The
Nigerian Nobel-winning author, now living in the US, tells Oxford
students that it is up to young people to stand against
‘ultranationalism’ – in a speech that also took aim at Brexit and Bob
Dylan
The Nobel literature laureate Wole Soyinka has told students that if Donald Trump is elected president of the United States next week, he will leave the country.
“If in the unlikely event he does win, the first thing he’ll do is to
say [that] all green-card holders must reapply to come back into the
US. Well, I’m not waiting for that,” said Soyinka, who is
scholar-in-residence at New York University’s Institute of African
American Affairs this autumn. “The moment they announce his victory, I
will cut my green card myself and start packing up.”
The Nigerian playwright and poet, who was imprisoned in Nigeria during its civil war, later fleeing the country and receiving a death sentence in absentia, urged young people to stand up against oppression.
Giving a seminar to students at Oxford University, he also laid into
Brexit, saying it was a “ridiculous decision”, and part of an
international rise in what he called “ultranationalism”.
“What is happening in Europe shouldn’t surprise any of us … It has
happened before,” he said. “We were here when Enoch Powell was leading
his thugs out to drive blacks from here … it’s a constant fight to try
to get a nation to recognise its own noble persuasions, its own
persuasions of the loftiness of human possibility. It’s for young people
like you to say no to them whenever that happens.”
Soyinka was Africa’s first Nobel laureate in literature, winning in
1986 for writing that “in a wide cultural perspective and with poetic
overtones fashions the drama of existence”.
He told the students that African literature today was “robust,
without a question, especially with the younger generation… I think we
of the older are getting a little bit tired, and I think our production
gets thinner and thinner. But fortunately, it doesn’t worry any of us,
as far as I know, because the body of literature that is coming out [is]
varied and liberated,” he said.
“African literature suffered from some kind of ideological spasm in
which the younger generation was bombarded by a sense of ideological
duty, in other words it was bombarded with a very simplistic notion by
leftist radical writers, very reformative revolutionary thinkers, that
all literature is ideological and therefore writers must ensure that
their writing illustrates progressive ideologies.”

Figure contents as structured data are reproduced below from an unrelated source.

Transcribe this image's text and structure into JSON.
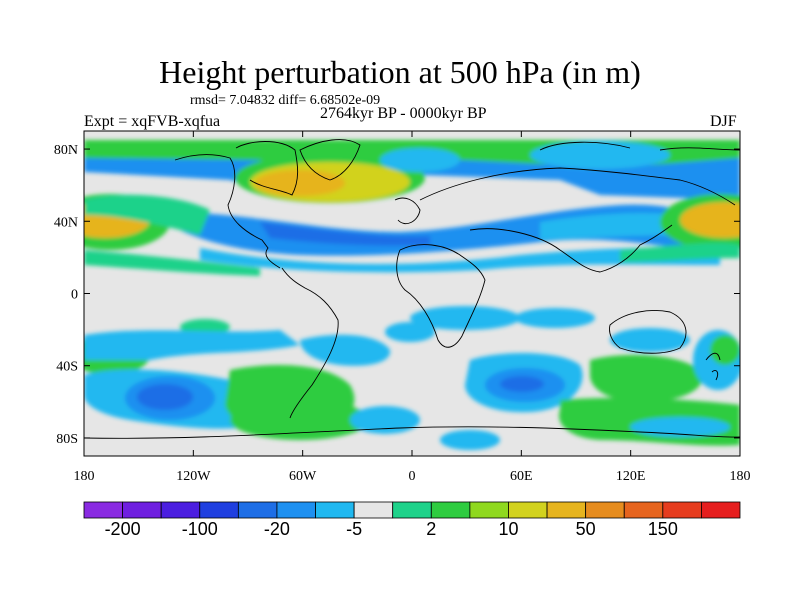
{
  "title": "Height perturbation at 500 hPa (in m)",
  "stats": "rmsd= 7.04832 diff= 6.68502e-09",
  "period": "2764kyr BP - 0000kyr BP",
  "experiment": "Expt = xqFVB-xqfua",
  "season": "DJF",
  "map": {
    "projection": "cylindrical equidistant",
    "lon_range": [
      -180,
      180
    ],
    "lat_range": [
      -90,
      90
    ],
    "lat_ticks": [
      "80N",
      "40N",
      "0",
      "40S",
      "80S"
    ],
    "lon_ticks": [
      "180",
      "120W",
      "60W",
      "0",
      "60E",
      "120E",
      "180"
    ],
    "background_color": "#e6e6e6"
  },
  "colorbar": {
    "labels": [
      "-200",
      "-100",
      "-20",
      "-5",
      "2",
      "10",
      "50",
      "150"
    ],
    "colors": [
      "#8a2be2",
      "#6f1fe0",
      "#4b1ee0",
      "#1f3fe0",
      "#1e6ee6",
      "#1e90f0",
      "#20b8f0",
      "#e6e6e6",
      "#1ed28a",
      "#2ecc40",
      "#8fd81e",
      "#d2d21e",
      "#e6b41e",
      "#e68c1e",
      "#e6641e",
      "#e63c1e",
      "#e61e1e"
    ]
  }
}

This, he said, had “inhibited a number of very talented writers,
crippled their sense of liberal creativity, forced them to try and
narrow themselves into a very tight prism of viewing phenomena, humour,
relationships, even politics.” But “fortunately this next generation has
been freeing itself and the result is really marvellous, very varied –
the women in particular”.
Asked about Bob Dylan’s unexpected crowning
as winner of this year’s Nobel laureate, Soyinka was reluctant to be
drawn, though he did say: “Since I’ve written quite a number of songs
for my plays, I would like to be nominated for a Grammy”.